Al-Joulani ist kein Martin Luther King, der den leidenden Menschenrechten und westlichen Demokratie in Syrien nach siebenundhalb Jahrzehnten blutiger Diktatur der Familie Assad bringt. Al-Joulani ist ein überzeugter Dschihadist, eine jüngere Variante von Osama bin Laden, der aus pragmatischen (politischen) Gründen, um westliche Sympathisanten zu erfreuen, versprochen hat, seinen Bart zu rasieren und Ambitionen für einen Scharia-Staat innerhalb der Grenzen Syriens aufrechtzuerhalten. Bestenfalls ist dies ein Konzept, das dem der Taliban in Afghanistan ähnelt, ohne Ambitionen, ein großes Kalifat wie das des Gründers des islamischen Staates und seines ehemaligen Führers Abu Bakr al-Baghdadi zu schaffen. Seine ‚Armee‘ gehört ihm auch nicht im eigentlichen Sinne, sondern ist vielmehr ein Konglomerat von Kämpfern verschiedener politisch-religiöser Überzeugungen unter türkischer Schirmherrschaft, das internen Konflikten und Zerfall unterliegt.
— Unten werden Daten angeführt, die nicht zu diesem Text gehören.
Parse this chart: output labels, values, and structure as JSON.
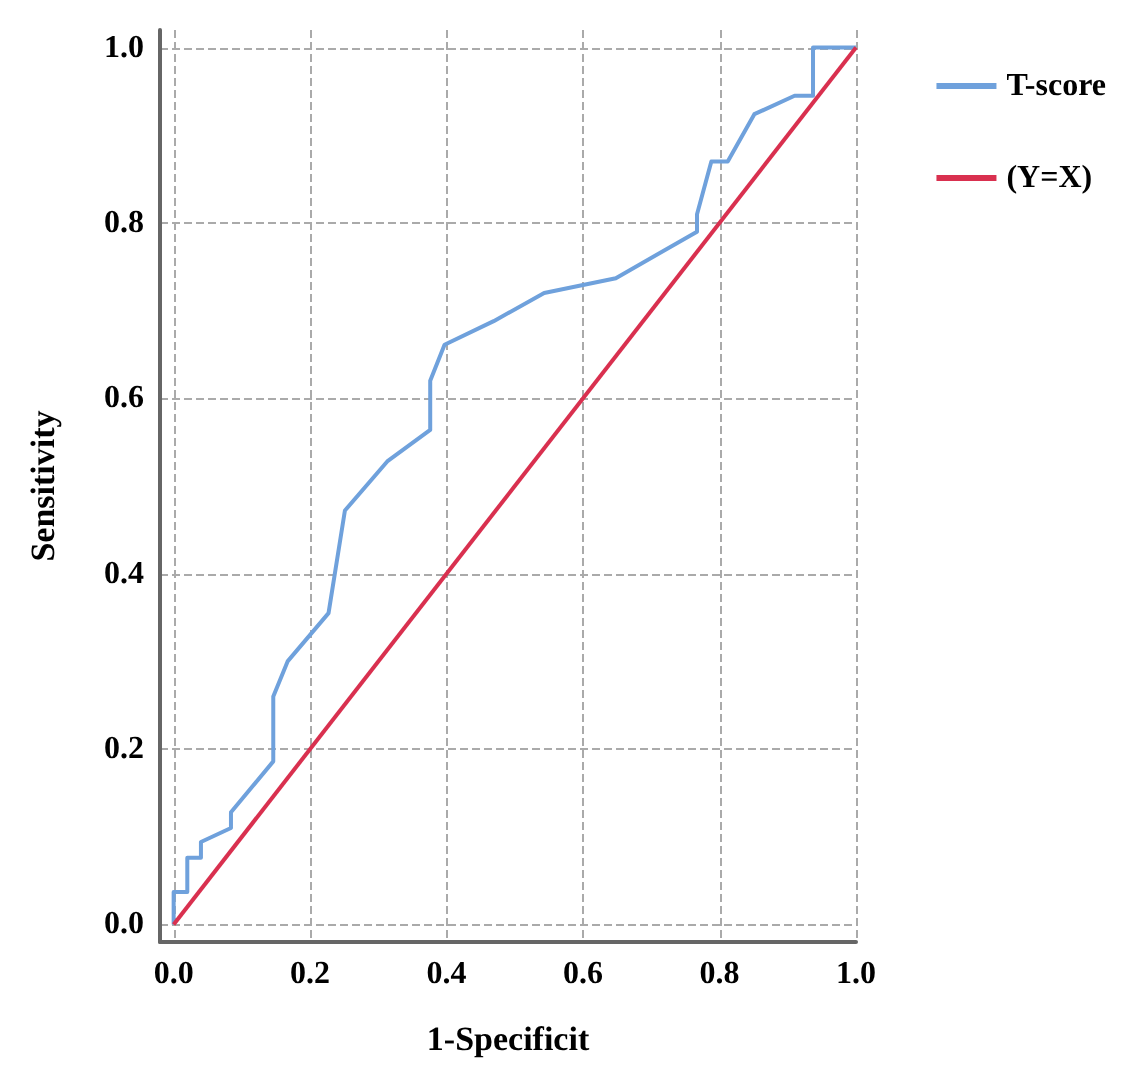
{
  "chart_data": {
    "type": "line",
    "xlabel": "1-Specificit",
    "ylabel": "Sensitivity",
    "xlim": [
      -0.02,
      1.0
    ],
    "ylim": [
      -0.02,
      1.02
    ],
    "xticks": [
      {
        "value": 0,
        "label": "0.0"
      },
      0.2,
      0.4,
      0.6,
      0.8,
      {
        "value": 1,
        "label": "1.0"
      }
    ],
    "yticks": [
      {
        "value": 0,
        "label": "0.0"
      },
      0.2,
      0.4,
      0.6,
      0.8,
      {
        "value": 1,
        "label": "1.0"
      }
    ],
    "series": [
      {
        "name": "T-score",
        "color": "#6fa1dc",
        "x": [
          0,
          0,
          0.02,
          0.02,
          0.04,
          0.04,
          0.084,
          0.084,
          0.146,
          0.146,
          0.167,
          0.227,
          0.251,
          0.313,
          0.376,
          0.376,
          0.397,
          0.469,
          0.543,
          0.648,
          0.767,
          0.767,
          0.788,
          0.812,
          0.851,
          0.91,
          0.937,
          0.937,
          1.0
        ],
        "values": [
          0,
          0.037,
          0.037,
          0.076,
          0.076,
          0.094,
          0.11,
          0.128,
          0.186,
          0.26,
          0.3,
          0.355,
          0.472,
          0.528,
          0.564,
          0.62,
          0.661,
          0.688,
          0.72,
          0.737,
          0.79,
          0.81,
          0.87,
          0.87,
          0.924,
          0.945,
          0.945,
          1.0,
          1.0
        ]
      },
      {
        "name": "(Y=X)",
        "color": "#d9304f",
        "x": [
          0,
          1
        ],
        "values": [
          0,
          1
        ]
      }
    ],
    "grid": true,
    "legend": "right",
    "marker": "none",
    "line_style": "solid"
  }
}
Neuer Druck durch syrische Flüchtlinge

Syrien ist der ethnisch und religiös komplexeste Staat im Nahen Osten: Neben einer relativ mehrheitlichen sunnitisch-muslimischen Gemeinschaft, zu der auch die neue Regierung gehört, und der Minderheit der schiitischen Alawiten, zu denen die herrschende Familie Assad und die Mehrheit der staatlichen Nomenklatur gehörten, gibt es auch große Gemeinschaften von Kurden (im Norden), Drusen (im Süden) und verbleibenden Christen… Darüber hinaus ist es buchstäblich ein wirtschaftlich gebrochener und politisch zerfallener Staat. Daher ist nicht die Frage, ob es zu einem Schlachtfeld für einen neuen Bürgerkrieg wird, sondern wie viel Chaos es produzieren wird und ob es auch andere Staaten im Nahen Osten betreffen wird. Dies ist eine sehr wahrscheinliche Option. Und kein neuer Versuch, ein großes Kalifat zu schaffen, kann im Voraus ausgeschlossen werden.
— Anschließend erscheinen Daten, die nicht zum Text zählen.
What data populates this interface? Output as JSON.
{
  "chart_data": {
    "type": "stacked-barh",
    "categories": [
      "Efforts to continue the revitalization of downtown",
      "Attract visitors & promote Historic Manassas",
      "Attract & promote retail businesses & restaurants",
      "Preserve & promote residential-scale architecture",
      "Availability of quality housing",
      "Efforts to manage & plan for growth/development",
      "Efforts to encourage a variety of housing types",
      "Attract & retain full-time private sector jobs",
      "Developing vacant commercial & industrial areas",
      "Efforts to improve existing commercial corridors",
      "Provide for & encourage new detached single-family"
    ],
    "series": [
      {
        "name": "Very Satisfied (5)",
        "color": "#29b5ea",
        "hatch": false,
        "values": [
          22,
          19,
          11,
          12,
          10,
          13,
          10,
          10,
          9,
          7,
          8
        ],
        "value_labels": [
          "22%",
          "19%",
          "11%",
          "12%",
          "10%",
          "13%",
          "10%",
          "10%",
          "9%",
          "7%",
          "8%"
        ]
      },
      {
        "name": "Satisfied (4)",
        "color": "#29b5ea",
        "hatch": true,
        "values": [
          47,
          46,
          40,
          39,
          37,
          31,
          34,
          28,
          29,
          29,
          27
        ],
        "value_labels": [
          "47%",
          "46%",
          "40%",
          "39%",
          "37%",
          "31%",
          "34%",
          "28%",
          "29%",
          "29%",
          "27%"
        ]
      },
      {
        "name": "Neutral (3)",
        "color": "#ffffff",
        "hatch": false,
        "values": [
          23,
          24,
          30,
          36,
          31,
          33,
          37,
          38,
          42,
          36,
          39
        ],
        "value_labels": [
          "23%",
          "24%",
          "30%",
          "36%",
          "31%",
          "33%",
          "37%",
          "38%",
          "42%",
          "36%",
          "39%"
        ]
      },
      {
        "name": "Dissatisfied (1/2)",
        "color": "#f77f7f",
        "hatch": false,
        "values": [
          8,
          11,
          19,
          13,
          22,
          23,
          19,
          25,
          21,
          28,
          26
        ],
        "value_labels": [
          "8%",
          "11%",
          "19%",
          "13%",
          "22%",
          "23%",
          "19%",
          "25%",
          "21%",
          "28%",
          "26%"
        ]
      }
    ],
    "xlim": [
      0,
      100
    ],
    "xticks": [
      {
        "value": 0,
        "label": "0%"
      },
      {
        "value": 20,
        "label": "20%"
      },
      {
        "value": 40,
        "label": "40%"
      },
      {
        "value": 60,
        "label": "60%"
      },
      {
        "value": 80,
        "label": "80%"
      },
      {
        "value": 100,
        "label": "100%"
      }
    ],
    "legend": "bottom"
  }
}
Für die EU bedeutet dies neuen Druck durch syrische Flüchtlinge, neuen Druck auf die sogenannte Balkanroute und neuen Druck auf die kroatischen Grenzen. Besonders wenn die Grenzen von Serbien und Bosnien und Herzegowina durchlässig bleiben. Dies bedeutet eine Erhöhung von Erdogans Fähigkeit, die EU zu erpressen, und eine Erhöhung seines Einflusses auf dem Balkan. Es ist nicht ausgeschlossen, dass Putin für die Kapitulation Syriens einige Zugeständnisse für die russische (und serbische Welt) auf dem Balkan-Spielplatz erhalten wird, was Kroatien noch verletzlicher machen wird, es buchstäblich an die Frontlinie eines großen Konflikts zwischen Ost und West zu stellen. Dahinter steht die EU, die auf diese Krise keine stärkere Antwort hat als das Einfrieren von Asylanträgen syrischer Flüchtlinge. Daher ist es jetzt besonders wichtig für Kroatien, in erster Linie durch den Bau der Süd-Gas-Interkonnektivität in Bosnien und Herzegowina seine amerikanische Partnerschaft zu stärken. Auch wenn (und) Dragan Čović nach Moskau gehen muss.